The UK Maritime Sector – an overview
The UK maritime sector includes port facilities, the shipping fleet, maritime business services, engineering and the leisure marine sector. Maritime UK, trade body for the maritime industry, reported that the sector directly contributed £17 billion to the economy in 2017 and supported 220,000 jobs.
Looking only at shipping, the sector contributed £6 billion to the economy in 2020 according to the Office for National Statistics, accounting for 19% of the transport industry.
The UK register has been declining in size for several years. As measured by Gross tonnage (a measure of vessel size) for all merchant vessels over 100GT, the UK Ship Register (UKSR) fell 5% to 10 million GT at end December 2020. In 2020 the UKSR declined for the third year in a row, and is now 38% lower than the previous peak in 2017. The DfT suggest that the recent decline in UK-flagged ships may be due to uncertainty around Brexit, as well as longer-term commercial reasons for ship owners to register with ‘open’ flags states such as Panama or Liberia.

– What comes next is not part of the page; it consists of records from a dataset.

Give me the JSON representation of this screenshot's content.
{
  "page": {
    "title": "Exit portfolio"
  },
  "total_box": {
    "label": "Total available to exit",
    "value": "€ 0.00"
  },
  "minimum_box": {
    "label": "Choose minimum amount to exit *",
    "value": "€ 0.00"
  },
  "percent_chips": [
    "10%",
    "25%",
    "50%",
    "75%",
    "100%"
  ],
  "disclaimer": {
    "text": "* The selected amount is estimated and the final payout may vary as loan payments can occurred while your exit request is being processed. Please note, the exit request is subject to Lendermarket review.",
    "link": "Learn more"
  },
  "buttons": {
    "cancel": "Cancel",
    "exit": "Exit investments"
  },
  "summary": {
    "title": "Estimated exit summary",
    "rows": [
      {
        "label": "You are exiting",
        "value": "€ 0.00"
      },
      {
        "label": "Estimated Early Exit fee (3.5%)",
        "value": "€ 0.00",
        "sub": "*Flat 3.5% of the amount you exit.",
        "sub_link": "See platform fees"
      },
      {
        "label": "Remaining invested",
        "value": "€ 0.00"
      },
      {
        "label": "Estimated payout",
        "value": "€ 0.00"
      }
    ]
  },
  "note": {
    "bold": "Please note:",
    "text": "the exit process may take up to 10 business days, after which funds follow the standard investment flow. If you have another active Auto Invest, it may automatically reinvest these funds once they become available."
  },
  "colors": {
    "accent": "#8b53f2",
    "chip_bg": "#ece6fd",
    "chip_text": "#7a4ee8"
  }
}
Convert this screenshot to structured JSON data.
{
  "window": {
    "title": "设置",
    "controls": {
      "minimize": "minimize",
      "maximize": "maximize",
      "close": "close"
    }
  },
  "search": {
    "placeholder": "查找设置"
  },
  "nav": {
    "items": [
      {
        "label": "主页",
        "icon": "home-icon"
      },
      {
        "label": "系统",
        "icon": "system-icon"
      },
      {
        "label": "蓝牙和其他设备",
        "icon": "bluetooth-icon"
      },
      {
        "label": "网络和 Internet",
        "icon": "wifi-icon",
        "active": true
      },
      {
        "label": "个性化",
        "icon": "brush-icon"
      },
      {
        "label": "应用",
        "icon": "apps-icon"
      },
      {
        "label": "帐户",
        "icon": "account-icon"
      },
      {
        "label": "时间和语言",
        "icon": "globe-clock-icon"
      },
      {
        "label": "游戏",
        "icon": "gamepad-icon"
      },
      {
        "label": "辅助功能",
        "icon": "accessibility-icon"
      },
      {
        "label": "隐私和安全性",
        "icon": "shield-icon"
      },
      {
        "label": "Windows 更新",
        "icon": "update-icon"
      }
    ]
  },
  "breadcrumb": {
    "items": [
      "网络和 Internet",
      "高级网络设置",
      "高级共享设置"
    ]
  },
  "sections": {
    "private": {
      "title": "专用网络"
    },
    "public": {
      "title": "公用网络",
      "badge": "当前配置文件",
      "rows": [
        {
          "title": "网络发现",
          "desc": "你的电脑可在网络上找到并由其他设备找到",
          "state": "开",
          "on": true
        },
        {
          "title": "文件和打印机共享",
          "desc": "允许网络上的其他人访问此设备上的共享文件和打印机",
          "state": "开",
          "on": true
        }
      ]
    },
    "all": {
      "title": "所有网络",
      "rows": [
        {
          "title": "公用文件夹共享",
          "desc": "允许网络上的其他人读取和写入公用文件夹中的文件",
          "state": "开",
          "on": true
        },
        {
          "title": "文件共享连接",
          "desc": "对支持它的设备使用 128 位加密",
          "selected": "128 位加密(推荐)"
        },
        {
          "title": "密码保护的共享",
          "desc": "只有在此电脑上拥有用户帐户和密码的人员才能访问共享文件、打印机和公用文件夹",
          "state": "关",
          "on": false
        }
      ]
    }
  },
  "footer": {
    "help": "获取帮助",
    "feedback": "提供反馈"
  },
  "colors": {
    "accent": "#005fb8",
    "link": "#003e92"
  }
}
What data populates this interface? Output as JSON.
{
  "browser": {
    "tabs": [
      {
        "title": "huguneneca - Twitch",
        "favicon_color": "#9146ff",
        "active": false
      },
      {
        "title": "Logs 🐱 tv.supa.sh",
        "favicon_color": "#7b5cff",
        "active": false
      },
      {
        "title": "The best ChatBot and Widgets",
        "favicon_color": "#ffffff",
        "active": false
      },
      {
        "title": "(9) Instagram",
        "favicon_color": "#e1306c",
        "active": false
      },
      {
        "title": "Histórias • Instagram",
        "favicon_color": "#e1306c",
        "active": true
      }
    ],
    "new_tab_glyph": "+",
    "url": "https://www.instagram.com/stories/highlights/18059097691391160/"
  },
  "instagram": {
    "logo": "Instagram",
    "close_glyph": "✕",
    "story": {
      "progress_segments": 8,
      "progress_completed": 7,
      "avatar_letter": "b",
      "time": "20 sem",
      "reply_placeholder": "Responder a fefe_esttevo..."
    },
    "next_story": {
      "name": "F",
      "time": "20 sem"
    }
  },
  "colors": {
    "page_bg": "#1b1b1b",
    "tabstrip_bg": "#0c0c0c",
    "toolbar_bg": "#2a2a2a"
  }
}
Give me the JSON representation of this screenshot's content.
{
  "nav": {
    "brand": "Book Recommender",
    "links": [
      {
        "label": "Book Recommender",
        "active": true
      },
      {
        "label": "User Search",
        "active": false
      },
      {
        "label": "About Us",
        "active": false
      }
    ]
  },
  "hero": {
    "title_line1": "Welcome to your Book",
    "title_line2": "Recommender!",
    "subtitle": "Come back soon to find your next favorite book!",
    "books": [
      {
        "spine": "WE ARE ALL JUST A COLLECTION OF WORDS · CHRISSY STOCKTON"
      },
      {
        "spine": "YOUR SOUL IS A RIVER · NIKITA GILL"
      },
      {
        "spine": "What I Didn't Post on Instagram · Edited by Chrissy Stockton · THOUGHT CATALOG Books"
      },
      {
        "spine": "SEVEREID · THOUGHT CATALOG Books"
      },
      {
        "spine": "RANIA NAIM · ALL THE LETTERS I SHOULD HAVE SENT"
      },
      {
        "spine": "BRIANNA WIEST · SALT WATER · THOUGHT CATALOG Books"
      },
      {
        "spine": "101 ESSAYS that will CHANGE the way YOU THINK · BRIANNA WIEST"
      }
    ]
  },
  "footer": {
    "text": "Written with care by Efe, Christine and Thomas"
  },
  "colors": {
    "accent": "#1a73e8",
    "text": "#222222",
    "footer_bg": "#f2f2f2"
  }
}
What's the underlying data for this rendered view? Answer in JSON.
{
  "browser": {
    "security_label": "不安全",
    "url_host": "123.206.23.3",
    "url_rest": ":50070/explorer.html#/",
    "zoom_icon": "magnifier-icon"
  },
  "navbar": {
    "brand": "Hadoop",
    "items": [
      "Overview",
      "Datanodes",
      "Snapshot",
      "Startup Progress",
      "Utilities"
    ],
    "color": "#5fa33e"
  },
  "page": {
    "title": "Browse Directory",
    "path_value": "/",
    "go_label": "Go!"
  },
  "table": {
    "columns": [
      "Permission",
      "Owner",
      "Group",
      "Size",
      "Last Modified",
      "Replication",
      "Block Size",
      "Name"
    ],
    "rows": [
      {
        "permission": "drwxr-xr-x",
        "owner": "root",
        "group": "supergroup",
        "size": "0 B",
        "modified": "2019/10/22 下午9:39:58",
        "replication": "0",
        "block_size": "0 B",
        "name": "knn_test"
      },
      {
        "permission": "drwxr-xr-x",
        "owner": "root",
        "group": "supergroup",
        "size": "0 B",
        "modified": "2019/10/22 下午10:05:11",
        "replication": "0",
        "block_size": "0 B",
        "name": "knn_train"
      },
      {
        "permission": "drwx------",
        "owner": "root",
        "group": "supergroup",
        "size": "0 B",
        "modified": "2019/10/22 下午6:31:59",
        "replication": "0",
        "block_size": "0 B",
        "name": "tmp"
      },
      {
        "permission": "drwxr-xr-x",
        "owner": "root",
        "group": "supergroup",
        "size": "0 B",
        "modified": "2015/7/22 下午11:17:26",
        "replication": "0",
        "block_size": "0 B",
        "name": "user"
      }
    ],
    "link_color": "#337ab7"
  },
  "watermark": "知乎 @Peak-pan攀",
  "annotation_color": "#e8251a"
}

Current issues facing the UK maritime sector
This briefing paper presents further information on some of the current issues facing the UK maritime sector:
- Global shipping costs are at a historic high. The World Container Index, compiled by Drewry, a maritime research and consulting firm, shows that costs were 351% higher at the end of August 2021 compared with a year ago. The index for a 40ft container reached $9,820 at the end of August compared with a five year average of $2,260. A combination of supply and demand factors, primarily related to the Covid-19 pandemic, have contributed to this very sharp increase in shipping costs since mid-2020.
- Decarbonisation of the sector as part of net zero targets: In 2021, the Government announced that it would, following advice from the Climate Change Committee (CCC), include international aviation and shipping emissions in the UK’s net zero target, and in its carbon budgets, for the first time. The Department for Transport published ‘Decarbonising Transport: A Better, Greener Britain’ in July 2021, which set out several actions regarding maritime emission.
- Ship-building and naval procurement: The Ministry of Defence (MOD) will publish an update to its 2017 National Shipbuilding Strategy later this year. The MOD’s new defence and security industrial strategy (published in March 2021) laid out the UK’s ambition to develop a “continuous shipbuilding pipeline” that will “drive sustainable growth throughout the UK’s shipbuilding supply chain.”